4.2. Failure Characteristics of This Granite

The failure characteristics of this granite in the process of cutter invasion are given in Figure 4. Figure 4(a) shows this granite failure at different loading rates. When the cutter intrudes into the granite specimen, there is no obvious crack on the surface of the specimen. However, when the load reaches 95% of the limit load, the instantaneous failure of the specimen occurs suddenly and the expansion is rapid and violent. It can be found that the failure of the rock specimen is moving along one or a few main cracks, showing brittle fracture.

Figure 4: Failure characteristics of the granite at different loading rates.

Compared with the failure mode of granite specimen under different loading rates, it can be found that the granite failure at different loading rates is similar to the one-word failure. The larger the loading rate is, the more severe the crack is, and the “crackling” sound can be heard simultaneously. Comparing the results in Figures 2 and 3 with the failure characteristics in Figure 4, one can find that the peak value and the energy rate of the AE, and the peak intensity and the number of pulses of the EME are related to the size of the crack.

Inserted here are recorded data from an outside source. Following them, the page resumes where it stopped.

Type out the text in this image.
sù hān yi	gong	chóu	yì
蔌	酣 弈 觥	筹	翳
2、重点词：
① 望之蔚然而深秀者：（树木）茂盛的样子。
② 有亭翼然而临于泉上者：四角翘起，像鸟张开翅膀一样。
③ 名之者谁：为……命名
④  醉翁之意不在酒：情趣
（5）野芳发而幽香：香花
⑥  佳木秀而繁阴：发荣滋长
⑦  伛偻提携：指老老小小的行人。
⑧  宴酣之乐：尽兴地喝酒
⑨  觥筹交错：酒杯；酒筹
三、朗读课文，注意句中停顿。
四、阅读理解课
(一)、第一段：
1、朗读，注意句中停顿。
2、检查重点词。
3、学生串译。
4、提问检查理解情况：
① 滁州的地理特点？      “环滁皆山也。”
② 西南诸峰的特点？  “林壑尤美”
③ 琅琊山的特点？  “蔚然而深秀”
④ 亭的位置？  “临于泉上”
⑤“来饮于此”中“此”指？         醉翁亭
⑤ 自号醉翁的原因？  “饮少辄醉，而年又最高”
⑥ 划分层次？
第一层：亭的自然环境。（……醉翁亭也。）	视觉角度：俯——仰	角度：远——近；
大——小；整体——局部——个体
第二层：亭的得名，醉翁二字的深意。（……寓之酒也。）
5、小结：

Figure 4(b) shows this granite fragmentation at different loading rates. When the sample is loaded with the rate of 0.001 mm/s, large particle fragmentation is the main fragmentation. In contrast, when the sample is loaded with the rate of 0.1 mm/s, small particle fragmentation is the main fragmentation. The loading rate has a great influence on rock failure pattern, as well as the rock fragmentation.

5. Conclusions

This paper proposed the relationship among the generation of AE, EME, and the fracture stress of rock grain during rock broken process. Based on the relationships, the influence of loading rate on the characteristics of AE and EME of rock fragmentation is discussed. Theoretically, the AE and EME signals are enhanced with the increase of loading rate.

Experimental results with three rates show that the loading rate has a significant effect on the AE and EME signals. The greater the loading rate is, the greater the intensity of the AE and EME signals produced is. The peak value and the energy rate of the AE and the peak intensity and the number of pulses of the EME increasing gradually with the loading rate show good agreement with theoretical analysis. Therefore, it is possible to use AE and EME technology to monitor the rock breaking process.

Experimental results show that the AE and the EME signal have a threshold. Since the thresholds of the AE and EME are reached before the rock broke, it is possible to use those thresholds to predict the rock damage instability.

Conflicts of Interest

The authors declare that they have no conflicts of interest.

Acknowledgments

The support provided by the National Natural Science Foundation of China (Grants nos. 51474103 and 51674116) is gratefully acknowledged.